U.S. President Donald Trump referred to Apple CEO Tim Cook as "Tim Apple," during a meeting of the American Workforce Policy Advisory Board on Wednesday.

Trump met with business leaders and said a lot of companies that had moved their work overseas are bringing their operations back to the U.S.

He said his administration aims to let more people into the U.S. through legal, merit-based immigration to add to the workforce.

After speaking with several business leaders, Trump turned to Cook and referred to him as "Tim Apple."

"I used to say Tim, you got to start doing it over here and you really have I mean you've really put a big investment in a country. We appreciate it very much Tim Apple, but we're opening it up," Trump said.

Trump said he wants to help companies find workers and he wants more high-skilled immigrants as U.S. unemployment remains low at 4 percent. "In one way, I love it," Trump said of low unemployment. "But in another way, I don't want to make it hard for you."

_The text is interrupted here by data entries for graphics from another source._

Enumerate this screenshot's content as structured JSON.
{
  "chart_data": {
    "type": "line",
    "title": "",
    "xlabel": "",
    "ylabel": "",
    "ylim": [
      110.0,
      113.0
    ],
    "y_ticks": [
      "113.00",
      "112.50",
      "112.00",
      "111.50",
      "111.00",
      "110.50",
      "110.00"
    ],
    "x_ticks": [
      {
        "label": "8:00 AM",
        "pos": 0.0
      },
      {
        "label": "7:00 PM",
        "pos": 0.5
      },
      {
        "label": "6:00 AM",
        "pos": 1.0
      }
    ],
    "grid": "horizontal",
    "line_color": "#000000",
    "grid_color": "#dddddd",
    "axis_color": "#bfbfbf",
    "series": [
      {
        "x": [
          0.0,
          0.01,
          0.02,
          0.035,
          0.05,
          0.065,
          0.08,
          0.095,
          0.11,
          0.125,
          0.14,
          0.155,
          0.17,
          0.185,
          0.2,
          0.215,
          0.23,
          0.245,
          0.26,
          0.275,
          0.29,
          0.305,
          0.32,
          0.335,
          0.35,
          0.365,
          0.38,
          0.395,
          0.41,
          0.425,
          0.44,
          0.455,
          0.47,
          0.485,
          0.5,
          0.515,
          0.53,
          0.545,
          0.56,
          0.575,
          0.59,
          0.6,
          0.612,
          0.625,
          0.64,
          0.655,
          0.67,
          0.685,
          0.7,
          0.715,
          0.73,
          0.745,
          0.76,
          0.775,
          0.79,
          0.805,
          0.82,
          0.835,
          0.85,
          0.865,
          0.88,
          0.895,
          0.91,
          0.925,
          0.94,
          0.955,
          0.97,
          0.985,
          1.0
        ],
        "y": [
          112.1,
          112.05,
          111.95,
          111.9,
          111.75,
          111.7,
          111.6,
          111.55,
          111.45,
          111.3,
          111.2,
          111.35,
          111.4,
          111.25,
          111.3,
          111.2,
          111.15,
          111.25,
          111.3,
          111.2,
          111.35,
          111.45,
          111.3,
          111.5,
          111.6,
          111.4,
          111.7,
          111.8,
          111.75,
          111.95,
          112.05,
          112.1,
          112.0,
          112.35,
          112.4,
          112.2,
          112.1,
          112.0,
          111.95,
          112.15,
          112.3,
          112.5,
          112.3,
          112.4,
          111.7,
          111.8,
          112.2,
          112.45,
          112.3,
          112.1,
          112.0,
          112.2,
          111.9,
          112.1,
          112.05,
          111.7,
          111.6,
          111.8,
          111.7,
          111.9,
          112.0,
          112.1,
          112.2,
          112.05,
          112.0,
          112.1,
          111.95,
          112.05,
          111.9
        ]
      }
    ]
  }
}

Cook said nearly 50 percent of the people the company hired in the United States last year did not have a four-year degree.

"We never thought that the college degree was the thing that you had to have to do well," Cook said, adding that "our founder was a college dropout," an apparent reference to Steve Jobs.

Cook said he believed "strongly" that computer coding proficiency should be a requirement before U.S. students graduate from high school.